It's been six months since the Greenway was last open. The stretch alongside the Olympic Stadium, that is, sealed off for security reasons as the Games approached and sealed off since while various bits of infrastructure were dismantled. A December deadline for reopening was set, and met, as the gates at each end were finally unlocked yesterday morning. And did Londoners rush back inside? Not exactly.
The Greenway's best accessed from a passageway alongside Pudding Mill station. This zigzags beneath the railway arches, just as before, except the blue walls have been repainted a mustardy yellow to signify a new chapter in the Park's evolution. The path opens out beside the cylindrical Pumping Station, and then a familiar sight - a pair of security guards await to guide you across the service road. Trucks and vans and sightseeing tours pass this way, so best not dash across before they've given their smiling say-so. And then up the main ramp, same as ever, and you're back in the heart of history again.
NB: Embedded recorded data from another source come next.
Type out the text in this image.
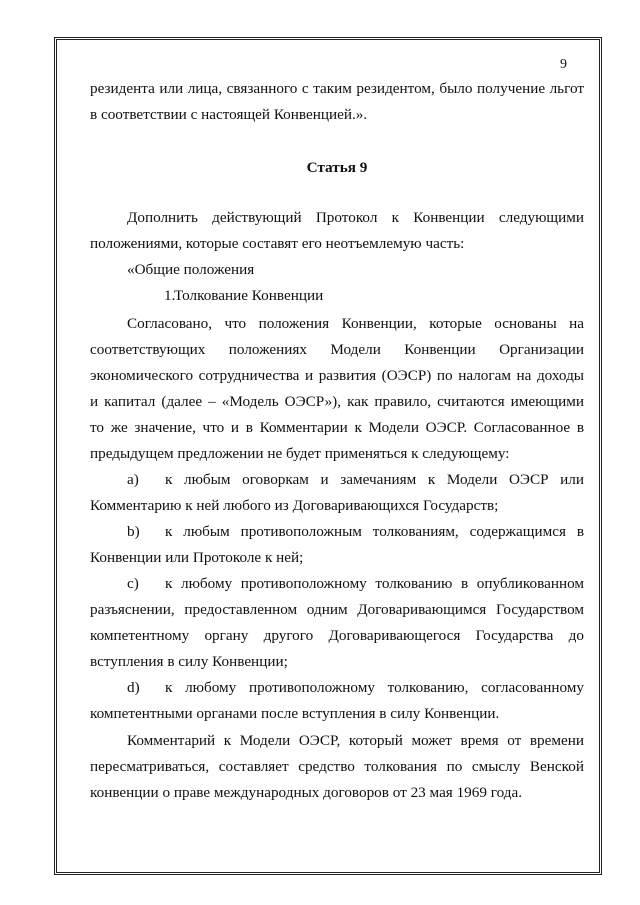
9

резидента или лица, связанного с таким резидентом, было получение льгот

в соответствии с настоящей Конвенцией.».

Статья 9

Дополнить действующий Протокол к Конвенции следующими

положениями, которые составят его неотъемлемую часть:

«Общие положения

1.Толкование Конвенции

Согласовано, что положения Конвенции, которые основаны на

соответствующих положениях Модели Конвенции Организации

экономического сотрудничества и развития (ОЭСР) по налогам на доходы

и капитал (далее – «Модель ОЭСР»), как правило, считаются имеющими

то же значение, что и в Комментарии к Модели ОЭСР. Согласованное в

предыдущем предложении не будет применяться к следующему:

a) к любым оговоркам и замечаниям к Модели ОЭСР или

Комментарию к ней любого из Договаривающихся Государств;

b) к любым противоположным толкованиям, содержащимся в

Конвенции или Протоколе к ней;

c) к любому противоположному толкованию в опубликованном

разъяснении, предоставленном одним Договаривающимся Государством

компетентному органу другого Договаривающегося Государства до

вступления в силу Конвенции;

d) к любому противоположному толкованию, согласованному

компетентными органами после вступления в силу Конвенции.

Комментарий к Модели ОЭСР, который может время от времени

пересматриваться, составляет средство толкования по смыслу Венской

конвенции о праве международных договоров от 23 мая 1969 года.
Time for a good stare. The Olympic Stadium has been stripped of its wrap, but the ring of purple pods is still intact around the perimeter. The area in front is a huge expanse of tarmac, again devoid of Gamestime services, and in front of that a zigzag of fencing to keep those on the Park's perimeter loop road at bay. It looks much tidier than it ever was over the five years of construction, which is more than can be said for the land on the other side of the Greenway. This used to be the warm-up track, a green and pleasant land where athletes flexed and jogged, but that's been replaced by an ugly pile of rubble. It's an astonishingly retrograde transformation, from track and field to heaps of bricks, but needs must when there's a whole new urban quarter to be developed.
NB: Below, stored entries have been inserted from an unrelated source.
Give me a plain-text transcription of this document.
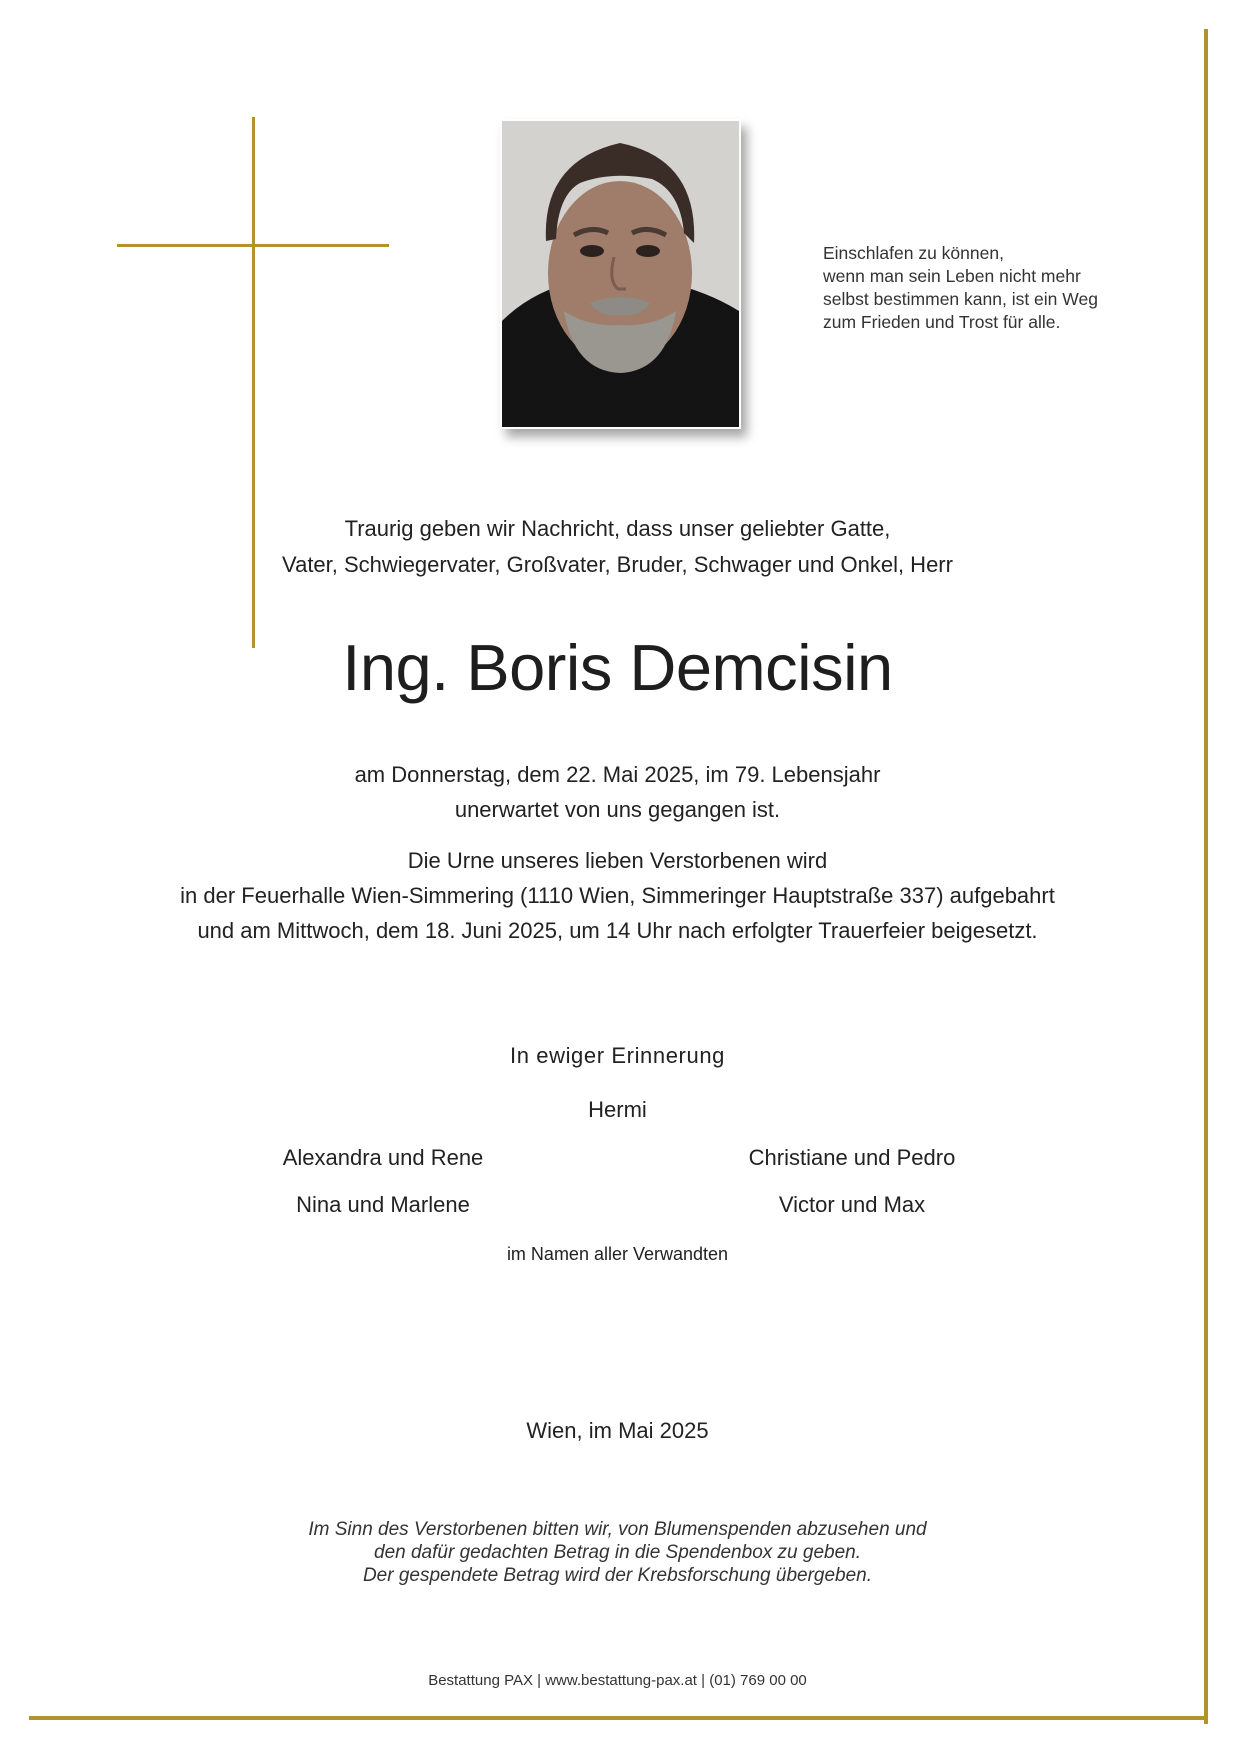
Einschlafen zu können,
wenn man sein Leben nicht mehr
selbst bestimmen kann, ist ein Weg
zum Frieden und Trost für alle.
Traurig geben wir Nachricht, dass unser geliebter Gatte,
Vater, Schwiegervater, Großvater, Bruder, Schwager und Onkel, Herr
Ing. Boris Demcisin
am Donnerstag, dem 22. Mai 2025, im 79. Lebensjahr
unerwartet von uns gegangen ist.
Die Urne unseres lieben Verstorbenen wird
in der Feuerhalle Wien-Simmering (1110 Wien, Simmeringer Hauptstraße 337) aufgebahrt
und am Mittwoch, dem 18. Juni 2025, um 14 Uhr nach erfolgter Trauerfeier beigesetzt.
In ewiger Erinnerung
Hermi
Alexandra und Rene	Christiane und Pedro
Nina und Marlene	Victor und Max
im Namen aller Verwandten
Wien, im Mai 2025
Im Sinn des Verstorbenen bitten wir, von Blumenspenden abzusehen und
den dafür gedachten Betrag in die Spendenbox zu geben.
Der gespendete Betrag wird der Krebsforschung übergeben.
Bestattung PAX | www.bestattung-pax.at | (01) 769 00 00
And it's bigger. The walkway along the edge of View Tube has been replaced by a conservatory, on decking, containing seats and tables. The windows might steam up obscuring the view, but when the place is busy you're now far more likely to find somewhere to sit. What's not yet obvious, or wasn't when I visited, is that the stack of containers contains a cafe in the first place. There's no sign, no "we serve coffee here", not even a marker on the door you're supposed to use to enter. Neither is there a sign at the foot of the stairs announcing the presence of a viewing platform, nor that you really are allowed to walk through the classroom to access it. Cameras at the ready for the Stadium, the Orbit, the Aquatic Centre, and the remnants of the walkway from the Greenway Gate into the Olympic Park.
Big news on the ground floor - the cafe's changed hands. A new post-Olympic contract was up for grabs, and the folks from Hackney Wick have been replaced by fresh blood from Stratford High Street. The owners of the Moka Mia Cafe (that's Liliana, Mario and David) threw together a bid and were more than surprised to win. They were only allowed into the premises on Friday afternoon, and worked manically into the evening and early morning to get the kitchen fitted out and the drinks machine plumbed in. Good news, they succeeded, and a tempting array of baked goodies awaited the first day's visitors. The menu at Moka East will extend later as the place becomes established, but breakfast butties, cakes and freshly-filled sandwiches are already up for grabs. I had a friendly chat with the Italian owners and a tasty cup of hand-sprinkled hot chocolate, plus the privilege of being one of their inaugural customers.
It'll take a while for Londoners to notice that they're allowed back inside this corner of the Olympic Park again. The Greenway was almost empty on my visit, bar a few wise pedestrians and the occasional cyclist pleased to have regained access to their direct shortcut. It was so quiet that I got to watch a robin hopping undisturbed along the edge of the verge, and further flocks of birds enjoying the shelter of this green stripe, at least until the first coach party of the day stomped by and disturbed the lot. The gate on the ramp down to the River Lea hadn't yet been unlocked, but the former Victoria Gate security concourse was fully accessible. Although workmen had cleared almost everything from this bleak space, one small magenta sign reading Discreet search area (Zone de fouille discrète) had been left stuffed in a corner of the fence. It's not there now - I wonder who took it home with them?
So, to summarise, the Greenway between Hackney Wick and Pudding Mill Lane is open again, and should remain so. The View Tube and its cafe are open again, with the prospect of an additional linear viewing gallery being constructed over the next few months. You'll not be able to wander into the adjacent park until Easter 2014, although you can book a bus tour round the site if you like. What's yet to be proven is whether the Greenway view is still the draw it was before the Games, but hopefully you'll want to come back and see how the place looks now, now that you finally can.